Methods : Gel dressings were produced by heating the hydrocolloid to melting point and by controlled temperature processing, reduced the temperature to form a gel. In vitro decorin release studies from the gel dressing were carried out using an ELISA assay. The gel was applied to the corneal surface of rat eyes and thickness was measured using OCT for 2h. The decorin containing gel was applied as a single dose to a 2mm ex-vivo corneal ulcer to observe wound healing and re-epithelialisation.

Results : The gels containing the anti-scarring molecule released a sustained dose of decorin over 4h. Thickening of the gel occurred immediately in vivo when dropped on the surface of a rat eye. The gel evenly covered the ocular surface and remained for upto 2h whereas a PBS drop was not visible after 30min. Re-epithelialisation occurred within 48h in the presence the decorin gel in the ex-vivo models when compared to a decorin-PBS drop which showed limited wound closure over the same time. Collagen type IV deposition was significantly reduced in 14 days in the presence of the decorin gel, indicative of reduced fibrosis on the corneal surface.

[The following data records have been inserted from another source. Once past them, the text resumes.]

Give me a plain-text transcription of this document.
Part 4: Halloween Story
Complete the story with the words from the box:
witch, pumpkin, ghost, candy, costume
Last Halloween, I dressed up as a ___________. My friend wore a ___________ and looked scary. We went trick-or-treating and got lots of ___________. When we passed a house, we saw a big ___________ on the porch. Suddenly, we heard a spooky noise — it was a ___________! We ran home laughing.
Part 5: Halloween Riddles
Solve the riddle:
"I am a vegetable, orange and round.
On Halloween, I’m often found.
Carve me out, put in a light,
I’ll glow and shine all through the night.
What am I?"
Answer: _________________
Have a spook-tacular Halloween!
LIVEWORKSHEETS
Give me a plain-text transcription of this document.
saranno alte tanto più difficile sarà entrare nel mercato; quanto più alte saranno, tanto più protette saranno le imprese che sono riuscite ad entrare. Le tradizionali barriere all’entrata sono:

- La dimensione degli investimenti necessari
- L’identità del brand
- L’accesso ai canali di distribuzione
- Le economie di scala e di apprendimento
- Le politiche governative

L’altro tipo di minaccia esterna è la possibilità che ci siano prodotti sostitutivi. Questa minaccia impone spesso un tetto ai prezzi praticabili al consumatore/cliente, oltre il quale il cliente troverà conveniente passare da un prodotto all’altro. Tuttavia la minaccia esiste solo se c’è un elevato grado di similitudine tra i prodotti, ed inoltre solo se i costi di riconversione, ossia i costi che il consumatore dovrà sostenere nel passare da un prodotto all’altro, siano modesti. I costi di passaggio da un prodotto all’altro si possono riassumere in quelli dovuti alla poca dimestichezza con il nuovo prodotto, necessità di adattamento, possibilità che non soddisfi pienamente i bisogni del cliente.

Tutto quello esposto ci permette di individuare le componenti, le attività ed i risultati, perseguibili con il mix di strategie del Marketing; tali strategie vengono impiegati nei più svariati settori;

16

Conclusions : We have successfully demonstrated a gel ‘eye drop’ therapy for the attenuation of corneal scarring. The properties of the gel allow a sustained, effective dose of decorin to be released onto the corneal surface over 4h after application and the formation of a gel on the ocular surface provides a protective transparent dressing promoting re-epithelialisation and reducing fibrosis in ocular surface disease.

This is an abstract that was submitted for the 2016 ARVO Annual Meeting, held in Seattle, Wash., May 1-5, 2016.